If the parties do not make a voluntary notification, the ISU may decide to call in the transaction for a national security review.

  1. Application to UK and Non-UK Investors

The NSIA will apply to FDI and also to both UK and non-UK investors. However, the affiliations of the investor will be relevant for the purposes of the substantive national security review as well as in deciding whether to exercise the call-in power with regards to transactions not giving rise to the mandatory filing obligation.

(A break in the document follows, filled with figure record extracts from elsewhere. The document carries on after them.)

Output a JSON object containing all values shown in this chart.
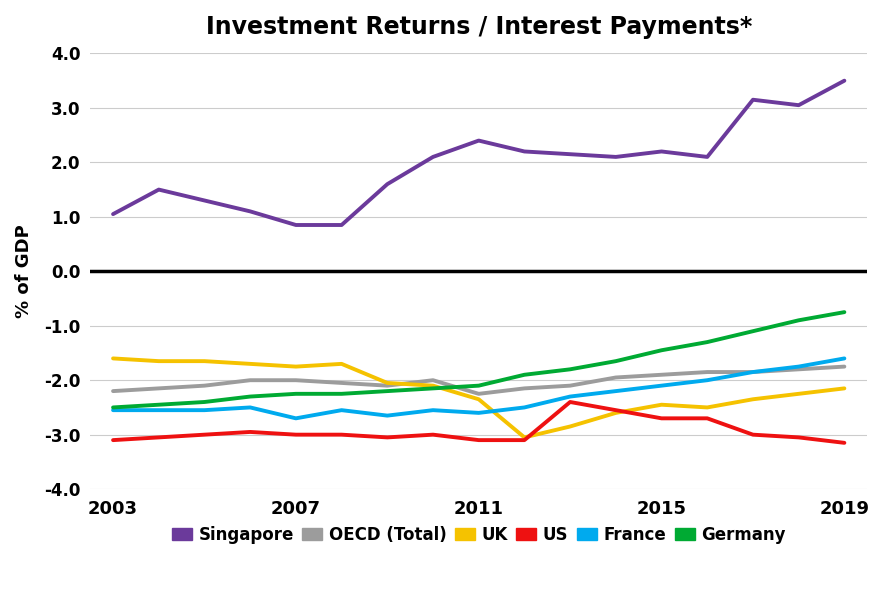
{
  "title": "Investment Returns / Interest Payments*",
  "ylabel": "% of GDP",
  "years": [
    2003,
    2004,
    2005,
    2006,
    2007,
    2008,
    2009,
    2010,
    2011,
    2012,
    2013,
    2014,
    2015,
    2016,
    2017,
    2018,
    2019
  ],
  "series": {
    "Singapore": [
      1.05,
      1.5,
      1.3,
      1.1,
      0.85,
      0.85,
      1.6,
      2.1,
      2.4,
      2.2,
      2.15,
      2.1,
      2.2,
      2.1,
      3.15,
      3.05,
      3.5
    ],
    "OECD (Total)": [
      -2.2,
      -2.15,
      -2.1,
      -2.0,
      -2.0,
      -2.05,
      -2.1,
      -2.0,
      -2.25,
      -2.15,
      -2.1,
      -1.95,
      -1.9,
      -1.85,
      -1.85,
      -1.8,
      -1.75
    ],
    "UK": [
      -1.6,
      -1.65,
      -1.65,
      -1.7,
      -1.75,
      -1.7,
      -2.05,
      -2.1,
      -2.35,
      -3.05,
      -2.85,
      -2.6,
      -2.45,
      -2.5,
      -2.35,
      -2.25,
      -2.15
    ],
    "US": [
      -3.1,
      -3.05,
      -3.0,
      -2.95,
      -3.0,
      -3.0,
      -3.05,
      -3.0,
      -3.1,
      -3.1,
      -2.4,
      -2.55,
      -2.7,
      -2.7,
      -3.0,
      -3.05,
      -3.15
    ],
    "France": [
      -2.55,
      -2.55,
      -2.55,
      -2.5,
      -2.7,
      -2.55,
      -2.65,
      -2.55,
      -2.6,
      -2.5,
      -2.3,
      -2.2,
      -2.1,
      -2.0,
      -1.85,
      -1.75,
      -1.6
    ],
    "Germany": [
      -2.5,
      -2.45,
      -2.4,
      -2.3,
      -2.25,
      -2.25,
      -2.2,
      -2.15,
      -2.1,
      -1.9,
      -1.8,
      -1.65,
      -1.45,
      -1.3,
      -1.1,
      -0.9,
      -0.75
    ]
  },
  "colors": {
    "Singapore": "#6B3A9B",
    "OECD (Total)": "#9C9C9C",
    "UK": "#F5C200",
    "US": "#EE1111",
    "France": "#00AAEE",
    "Germany": "#00AA33"
  },
  "xlim": [
    2002.5,
    2019.5
  ],
  "ylim": [
    -4.0,
    4.0
  ],
  "yticks": [
    -4.0,
    -3.0,
    -2.0,
    -1.0,
    0.0,
    1.0,
    2.0,
    3.0,
    4.0
  ],
  "xticks": [
    2003,
    2007,
    2011,
    2015,
    2019
  ],
  "linewidth": 2.8,
  "background_color": "#ffffff",
  "legend_order": [
    "Singapore",
    "OECD (Total)",
    "UK",
    "US",
    "France",
    "Germany"
  ]
}
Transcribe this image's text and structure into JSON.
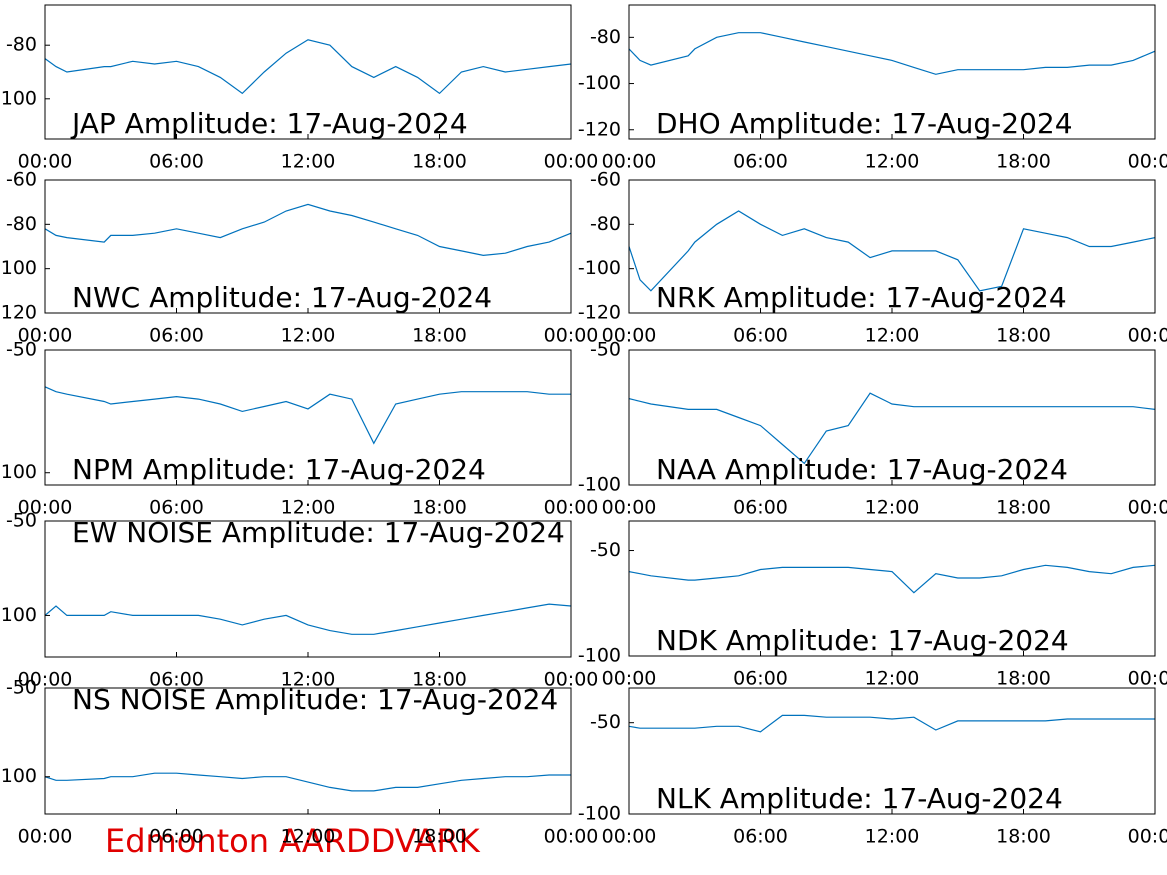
{
  "chart_data": [
    {
      "type": "line",
      "title": "JAP Amplitude: 17-Aug-2024",
      "color": "#0072bd",
      "x": [
        0,
        0.5,
        1,
        2.7,
        3,
        4,
        5,
        6,
        7,
        8,
        9,
        10,
        11,
        12,
        13,
        14,
        15,
        16,
        17,
        18,
        19,
        20,
        21,
        22,
        23,
        24
      ],
      "values": [
        -85,
        -88,
        -90,
        -88,
        -88,
        -86,
        -87,
        -86,
        -88,
        -92,
        -98,
        -90,
        -83,
        -78,
        -80,
        -88,
        -92,
        -88,
        -92,
        -98,
        -90,
        -88,
        -90,
        -89,
        -88,
        -87
      ],
      "xlim": [
        0,
        24
      ],
      "xticks": [
        {
          "value": 0,
          "label": "00:00"
        },
        {
          "value": 6,
          "label": "06:00"
        },
        {
          "value": 12,
          "label": "12:00"
        },
        {
          "value": 18,
          "label": "18:00"
        },
        {
          "value": 24,
          "label": "00:00"
        }
      ],
      "ylim": [
        -115,
        -65
      ],
      "yticks": [
        -100,
        -80
      ]
    },
    {
      "type": "line",
      "title": "DHO Amplitude: 17-Aug-2024",
      "color": "#0072bd",
      "x": [
        0,
        0.5,
        1,
        2.7,
        3,
        4,
        5,
        6,
        7,
        8,
        9,
        10,
        11,
        12,
        13,
        14,
        15,
        16,
        17,
        18,
        19,
        20,
        21,
        22,
        23,
        24
      ],
      "values": [
        -85,
        -90,
        -92,
        -88,
        -85,
        -80,
        -78,
        -78,
        -80,
        -82,
        -84,
        -86,
        -88,
        -90,
        -93,
        -96,
        -94,
        -94,
        -94,
        -94,
        -93,
        -93,
        -92,
        -92,
        -90,
        -86
      ],
      "xlim": [
        0,
        24
      ],
      "xticks": [
        {
          "value": 0,
          "label": "00:00"
        },
        {
          "value": 6,
          "label": "06:00"
        },
        {
          "value": 12,
          "label": "12:00"
        },
        {
          "value": 18,
          "label": "18:00"
        },
        {
          "value": 24,
          "label": "00:00"
        }
      ],
      "ylim": [
        -124,
        -66
      ],
      "yticks": [
        -120,
        -100,
        -80
      ]
    },
    {
      "type": "line",
      "title": "NWC Amplitude: 17-Aug-2024",
      "color": "#0072bd",
      "x": [
        0,
        0.5,
        1,
        2.7,
        3,
        4,
        5,
        6,
        7,
        8,
        9,
        10,
        11,
        12,
        13,
        14,
        15,
        16,
        17,
        18,
        19,
        20,
        21,
        22,
        23,
        24
      ],
      "values": [
        -82,
        -85,
        -86,
        -88,
        -85,
        -85,
        -84,
        -82,
        -84,
        -86,
        -82,
        -79,
        -74,
        -71,
        -74,
        -76,
        -79,
        -82,
        -85,
        -90,
        -92,
        -94,
        -93,
        -90,
        -88,
        -84
      ],
      "xlim": [
        0,
        24
      ],
      "xticks": [
        {
          "value": 0,
          "label": "00:00"
        },
        {
          "value": 6,
          "label": "06:00"
        },
        {
          "value": 12,
          "label": "12:00"
        },
        {
          "value": 18,
          "label": "18:00"
        },
        {
          "value": 24,
          "label": "00:00"
        }
      ],
      "ylim": [
        -120,
        -60
      ],
      "yticks": [
        -120,
        -100,
        -80,
        -60
      ]
    },
    {
      "type": "line",
      "title": "NRK Amplitude: 17-Aug-2024",
      "color": "#0072bd",
      "x": [
        0,
        0.5,
        1,
        2.7,
        3,
        4,
        5,
        6,
        7,
        8,
        9,
        10,
        11,
        12,
        13,
        14,
        15,
        16,
        17,
        18,
        19,
        20,
        21,
        22,
        23,
        24
      ],
      "values": [
        -90,
        -105,
        -110,
        -92,
        -88,
        -80,
        -74,
        -80,
        -85,
        -82,
        -86,
        -88,
        -95,
        -92,
        -92,
        -92,
        -96,
        -110,
        -108,
        -82,
        -84,
        -86,
        -90,
        -90,
        -88,
        -86
      ],
      "xlim": [
        0,
        24
      ],
      "xticks": [
        {
          "value": 0,
          "label": "00:00"
        },
        {
          "value": 6,
          "label": "06:00"
        },
        {
          "value": 12,
          "label": "12:00"
        },
        {
          "value": 18,
          "label": "18:00"
        },
        {
          "value": 24,
          "label": "00:00"
        }
      ],
      "ylim": [
        -120,
        -60
      ],
      "yticks": [
        -120,
        -100,
        -80,
        -60
      ]
    },
    {
      "type": "line",
      "title": "NPM Amplitude: 17-Aug-2024",
      "color": "#0072bd",
      "x": [
        0,
        0.5,
        1,
        2.7,
        3,
        4,
        5,
        6,
        7,
        8,
        9,
        10,
        11,
        12,
        13,
        14,
        15,
        16,
        17,
        18,
        19,
        20,
        21,
        22,
        23,
        24
      ],
      "values": [
        -65,
        -67,
        -68,
        -71,
        -72,
        -71,
        -70,
        -69,
        -70,
        -72,
        -75,
        -73,
        -71,
        -74,
        -68,
        -70,
        -88,
        -72,
        -70,
        -68,
        -67,
        -67,
        -67,
        -67,
        -68,
        -68
      ],
      "xlim": [
        0,
        24
      ],
      "xticks": [
        {
          "value": 0,
          "label": "00:00"
        },
        {
          "value": 6,
          "label": "06:00"
        },
        {
          "value": 12,
          "label": "12:00"
        },
        {
          "value": 18,
          "label": "18:00"
        },
        {
          "value": 24,
          "label": "00:00"
        }
      ],
      "ylim": [
        -105,
        -50
      ],
      "yticks": [
        -100,
        -50
      ]
    },
    {
      "type": "line",
      "title": "NAA Amplitude: 17-Aug-2024",
      "color": "#0072bd",
      "x": [
        0,
        0.5,
        1,
        2.7,
        3,
        4,
        5,
        6,
        7,
        8,
        9,
        10,
        11,
        12,
        13,
        14,
        15,
        16,
        17,
        18,
        19,
        20,
        21,
        22,
        23,
        24
      ],
      "values": [
        -68,
        -69,
        -70,
        -72,
        -72,
        -72,
        -75,
        -78,
        -85,
        -92,
        -80,
        -78,
        -66,
        -70,
        -71,
        -71,
        -71,
        -71,
        -71,
        -71,
        -71,
        -71,
        -71,
        -71,
        -71,
        -72
      ],
      "xlim": [
        0,
        24
      ],
      "xticks": [
        {
          "value": 0,
          "label": "00:00"
        },
        {
          "value": 6,
          "label": "06:00"
        },
        {
          "value": 12,
          "label": "12:00"
        },
        {
          "value": 18,
          "label": "18:00"
        },
        {
          "value": 24,
          "label": "00:00"
        }
      ],
      "ylim": [
        -100,
        -50
      ],
      "yticks": [
        -100,
        -50
      ]
    },
    {
      "type": "line",
      "title": "EW NOISE Amplitude: 17-Aug-2024",
      "color": "#0072bd",
      "x": [
        0,
        0.5,
        1,
        2.7,
        3,
        4,
        5,
        6,
        7,
        8,
        9,
        10,
        11,
        12,
        13,
        14,
        15,
        16,
        17,
        18,
        19,
        20,
        21,
        22,
        23,
        24
      ],
      "values": [
        -100,
        -95,
        -100,
        -100,
        -98,
        -100,
        -100,
        -100,
        -100,
        -102,
        -105,
        -102,
        -100,
        -105,
        -108,
        -110,
        -110,
        -108,
        -106,
        -104,
        -102,
        -100,
        -98,
        -96,
        -94,
        -95
      ],
      "xlim": [
        0,
        24
      ],
      "xticks": [
        {
          "value": 0,
          "label": "00:00"
        },
        {
          "value": 6,
          "label": "06:00"
        },
        {
          "value": 12,
          "label": "12:00"
        },
        {
          "value": 18,
          "label": "18:00"
        },
        {
          "value": 24,
          "label": "00:00"
        }
      ],
      "ylim": [
        -122,
        -50
      ],
      "yticks": [
        -100,
        -50
      ]
    },
    {
      "type": "line",
      "title": "NDK Amplitude: 17-Aug-2024",
      "color": "#0072bd",
      "x": [
        0,
        0.5,
        1,
        2.7,
        3,
        4,
        5,
        6,
        7,
        8,
        9,
        10,
        11,
        12,
        13,
        14,
        15,
        16,
        17,
        18,
        19,
        20,
        21,
        22,
        23,
        24
      ],
      "values": [
        -60,
        -61,
        -62,
        -64,
        -64,
        -63,
        -62,
        -59,
        -58,
        -58,
        -58,
        -58,
        -59,
        -60,
        -70,
        -61,
        -63,
        -63,
        -62,
        -59,
        -57,
        -58,
        -60,
        -61,
        -58,
        -57
      ],
      "xlim": [
        0,
        24
      ],
      "xticks": [
        {
          "value": 0,
          "label": "00:00"
        },
        {
          "value": 6,
          "label": "06:00"
        },
        {
          "value": 12,
          "label": "12:00"
        },
        {
          "value": 18,
          "label": "18:00"
        },
        {
          "value": 24,
          "label": "00:00"
        }
      ],
      "ylim": [
        -100,
        -36
      ],
      "yticks": [
        -100,
        -50
      ]
    },
    {
      "type": "line",
      "title": "NS NOISE Amplitude: 17-Aug-2024",
      "color": "#0072bd",
      "x": [
        0,
        0.5,
        1,
        2.7,
        3,
        4,
        5,
        6,
        7,
        8,
        9,
        10,
        11,
        12,
        13,
        14,
        15,
        16,
        17,
        18,
        19,
        20,
        21,
        22,
        23,
        24
      ],
      "values": [
        -100,
        -102,
        -102,
        -101,
        -100,
        -100,
        -98,
        -98,
        -99,
        -100,
        -101,
        -100,
        -100,
        -103,
        -106,
        -108,
        -108,
        -106,
        -106,
        -104,
        -102,
        -101,
        -100,
        -100,
        -99,
        -99
      ],
      "xlim": [
        0,
        24
      ],
      "xticks": [
        {
          "value": 0,
          "label": "00:00"
        },
        {
          "value": 6,
          "label": "06:00"
        },
        {
          "value": 12,
          "label": "12:00"
        },
        {
          "value": 18,
          "label": "18:00"
        },
        {
          "value": 24,
          "label": "00:00"
        }
      ],
      "ylim": [
        -121,
        -50
      ],
      "yticks": [
        -100,
        -50
      ]
    },
    {
      "type": "line",
      "title": "NLK Amplitude: 17-Aug-2024",
      "color": "#0072bd",
      "x": [
        0,
        0.5,
        1,
        2.7,
        3,
        4,
        5,
        6,
        7,
        8,
        9,
        10,
        11,
        12,
        13,
        14,
        15,
        16,
        17,
        18,
        19,
        20,
        21,
        22,
        23,
        24
      ],
      "values": [
        -52,
        -53,
        -53,
        -53,
        -53,
        -52,
        -52,
        -55,
        -46,
        -46,
        -47,
        -47,
        -47,
        -48,
        -47,
        -54,
        -49,
        -49,
        -49,
        -49,
        -49,
        -48,
        -48,
        -48,
        -48,
        -48
      ],
      "xlim": [
        0,
        24
      ],
      "xticks": [
        {
          "value": 0,
          "label": "00:00"
        },
        {
          "value": 6,
          "label": "06:00"
        },
        {
          "value": 12,
          "label": "12:00"
        },
        {
          "value": 18,
          "label": "18:00"
        },
        {
          "value": 24,
          "label": "00:00"
        }
      ],
      "ylim": [
        -100,
        -31
      ],
      "yticks": [
        -100,
        -50
      ]
    }
  ],
  "caption": "Edmonton AARDDVARK"
}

  1. No Minimum UK Turnover, Asset Value, or Share of Supply Thresholds

The mandatory and voluntary filing regime under the NSIA does not include generally applicable minimum turnover, asset value, or share of supply thresholds.

Risk Factors

The statement made under section 3 of the NSIA sets out how the Secretary of State expects to exercise the power to give a call-in notice: the target risk (is the target of the acquisition being used, or could it be used, in a way that poses a risk to national security?); the acquirer risk (does the acquirer have characteristics suggesting a potential risk to national security by controlling the target?); and the control risk (does the degree of control that will be acquired pose a risk to national security?). The Secretary of State has confirmed that the UK government will not make assumptions based on an acquirer’s country of origin. Authorities will nevertheless take into account ties or allegiance to a state or organisation that is hostile to the UK. Conversely, acquirers with a history of passive or long-term investments that have not raised any national security concerns are likely to be viewed as low-risk. Furthermore, the government expects to call in for review acquisitions of assets significantly less frequently than acquisitions of entities.

Extraterritorial scope

The U.K. government also published helpful guidance on various aspects of the new regime, including how the Act could affect people or acquisitions outside the UK. The guidance confirms what type of acquisitions outside the UK are covered by the rules, common circumstances that would put an acquisition in scope of the rules and provides useful examples. The extraterritorial scope of the Act applies to transactions affecting entities formed under the laws of territories outside the UK that carry on activities in the UK or supply goods or services to people in the UK. It also applies to assets (including land) situated outside of the UK that are used in connection with activities carried on in the UK or with the supply of goods or services to people in the UK – which has been of particular concern to a number of stakeholders, so the clarifications provided by this guidance will be welcome. The guidance specifies that an overseas entity that carries out research and development in the UK or has an office in the UK from which it carries on activities would likely be within the scope of the new rules. Conversely, an entity whose sole connection with the UK is that it has owners or investors who are based in the UK, buys goods or services from the UK-based suppliers, or has a parent company that has other subsidiaries that carry on activities in the UK would likely not be within the Act’s scope.

Final remarks

The new national security regime means that many companies, including lenders to UK companies will have to consider carefully its potential application to a wide range of M&A and debt transactions. With NSIA applying to investments by domestic and foreign acquirers, certain public and private M&A transaction documents will henceforth need to include a condition for closing.


This article is for reference purposes only. It does not constitute legal advice and should not be relied upon as such. Specific legal advice about your specific circumstances should always be sought separately before taking or deciding not to take any action.